As uplifting as WE ARE is, there are moments where it is ironically weak. The track “WHATCHUTALKINBOUT” sees Jon Batiste dipping his toe into the rap game for the first time, but sadly, it falls short. His rapping is nowhere near technically perfect, which he even admits to in the middle of the rap, saying “I never been jailed, I never been popped/I never will have the message of Pac,” a direct reference to the late Tupac Shakur and his influence through his lyricism. This disappointment with his rapping is also felt in the first part of “BOY HOOD” and at the end of “I NEED YOU,” seeming way too casual for an album meant to uplift and fix a broken community. WE ARE can also feel pretty stagnant when listened to in one continuous play through, and while part of that is at fault of thematic material, as it’s difficult to continue pressing one idea continuously without sounding repetitive, part of it is the inability of Jon Batiste to make tracks that are sonically different from the previous track, a weakness shown heavily in the back half of the album. Similarly, there is such a thing as combining too many styles and ideas. For example, the pop and rap influences can be seen as overcompensating and busy, which probably comes from Jon Batiste’s mission in trying to universally appeal to all listeners, when he really could have made this out for the people in his community.
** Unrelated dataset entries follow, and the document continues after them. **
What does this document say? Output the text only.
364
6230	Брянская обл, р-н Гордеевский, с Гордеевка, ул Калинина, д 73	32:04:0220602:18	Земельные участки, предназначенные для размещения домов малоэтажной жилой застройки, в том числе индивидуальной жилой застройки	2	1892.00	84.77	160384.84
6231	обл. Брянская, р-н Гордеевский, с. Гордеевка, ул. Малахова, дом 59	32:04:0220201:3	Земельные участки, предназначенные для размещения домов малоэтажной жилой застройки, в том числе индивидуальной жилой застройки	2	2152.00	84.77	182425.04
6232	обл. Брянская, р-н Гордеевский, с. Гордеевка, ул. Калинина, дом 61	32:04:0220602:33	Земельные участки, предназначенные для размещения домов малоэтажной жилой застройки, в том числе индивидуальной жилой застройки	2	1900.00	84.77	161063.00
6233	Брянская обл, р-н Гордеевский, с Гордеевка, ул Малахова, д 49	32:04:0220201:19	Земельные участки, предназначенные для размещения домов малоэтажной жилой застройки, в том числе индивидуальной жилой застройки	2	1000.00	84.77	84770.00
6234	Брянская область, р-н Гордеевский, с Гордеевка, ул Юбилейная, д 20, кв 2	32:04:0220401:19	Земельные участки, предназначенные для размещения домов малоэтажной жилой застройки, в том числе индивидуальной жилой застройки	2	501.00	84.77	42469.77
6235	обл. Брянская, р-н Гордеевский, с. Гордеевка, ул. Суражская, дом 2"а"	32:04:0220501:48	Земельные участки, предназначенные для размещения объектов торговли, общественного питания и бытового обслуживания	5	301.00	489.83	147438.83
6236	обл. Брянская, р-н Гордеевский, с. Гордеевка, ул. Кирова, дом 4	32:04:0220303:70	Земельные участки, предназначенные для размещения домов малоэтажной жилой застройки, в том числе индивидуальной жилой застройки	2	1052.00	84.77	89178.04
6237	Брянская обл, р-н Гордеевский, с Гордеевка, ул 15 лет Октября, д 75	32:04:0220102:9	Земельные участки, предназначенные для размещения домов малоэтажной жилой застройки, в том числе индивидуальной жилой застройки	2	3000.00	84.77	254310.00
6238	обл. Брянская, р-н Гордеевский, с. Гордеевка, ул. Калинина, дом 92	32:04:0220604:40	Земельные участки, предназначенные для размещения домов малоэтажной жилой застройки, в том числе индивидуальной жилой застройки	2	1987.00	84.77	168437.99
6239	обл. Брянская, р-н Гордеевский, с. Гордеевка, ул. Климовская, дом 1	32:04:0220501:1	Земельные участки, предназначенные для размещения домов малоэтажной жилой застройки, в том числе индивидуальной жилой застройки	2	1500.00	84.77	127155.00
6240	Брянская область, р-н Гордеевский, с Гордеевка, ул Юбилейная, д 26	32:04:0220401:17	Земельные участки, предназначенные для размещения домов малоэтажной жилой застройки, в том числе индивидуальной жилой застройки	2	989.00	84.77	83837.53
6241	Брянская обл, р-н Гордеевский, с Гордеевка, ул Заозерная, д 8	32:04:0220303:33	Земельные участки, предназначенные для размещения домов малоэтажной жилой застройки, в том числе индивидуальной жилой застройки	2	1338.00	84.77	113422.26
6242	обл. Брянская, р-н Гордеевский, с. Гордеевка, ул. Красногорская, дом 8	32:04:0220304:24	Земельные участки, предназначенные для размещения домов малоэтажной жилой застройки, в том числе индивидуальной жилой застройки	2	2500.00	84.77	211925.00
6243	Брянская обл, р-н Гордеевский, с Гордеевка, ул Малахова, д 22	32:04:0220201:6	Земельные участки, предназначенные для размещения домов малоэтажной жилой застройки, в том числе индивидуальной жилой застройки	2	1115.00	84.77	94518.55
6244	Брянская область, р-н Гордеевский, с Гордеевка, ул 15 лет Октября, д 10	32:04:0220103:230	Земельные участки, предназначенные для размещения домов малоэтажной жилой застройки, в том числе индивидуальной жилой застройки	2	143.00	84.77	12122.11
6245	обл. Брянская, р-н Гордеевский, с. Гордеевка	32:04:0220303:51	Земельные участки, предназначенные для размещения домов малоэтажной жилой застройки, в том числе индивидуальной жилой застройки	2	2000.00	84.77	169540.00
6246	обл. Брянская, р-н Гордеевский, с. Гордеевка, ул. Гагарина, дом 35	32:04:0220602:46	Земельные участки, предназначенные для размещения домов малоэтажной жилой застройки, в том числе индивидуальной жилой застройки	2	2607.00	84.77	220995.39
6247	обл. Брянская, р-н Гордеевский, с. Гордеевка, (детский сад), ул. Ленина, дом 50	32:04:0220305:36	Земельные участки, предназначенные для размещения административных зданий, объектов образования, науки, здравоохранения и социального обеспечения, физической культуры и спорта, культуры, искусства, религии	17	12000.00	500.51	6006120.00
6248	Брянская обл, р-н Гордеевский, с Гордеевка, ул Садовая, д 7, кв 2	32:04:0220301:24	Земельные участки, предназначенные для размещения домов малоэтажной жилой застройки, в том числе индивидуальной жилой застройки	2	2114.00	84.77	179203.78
While WE ARE is at times tiresome and complicated, its mission to inspire a sense of community in the hearts of those listening is completed with uplifting and insanely well-arranged tracks. As expected, Jon Batiste has proven again that he is a gifted musician with a knowledgeable ear on what society needs through music. At only 34 years old, his career in music at this point is up in the air on what direction it will take next, but we can only wait with hungry ears and open minds for something that will again shock our world.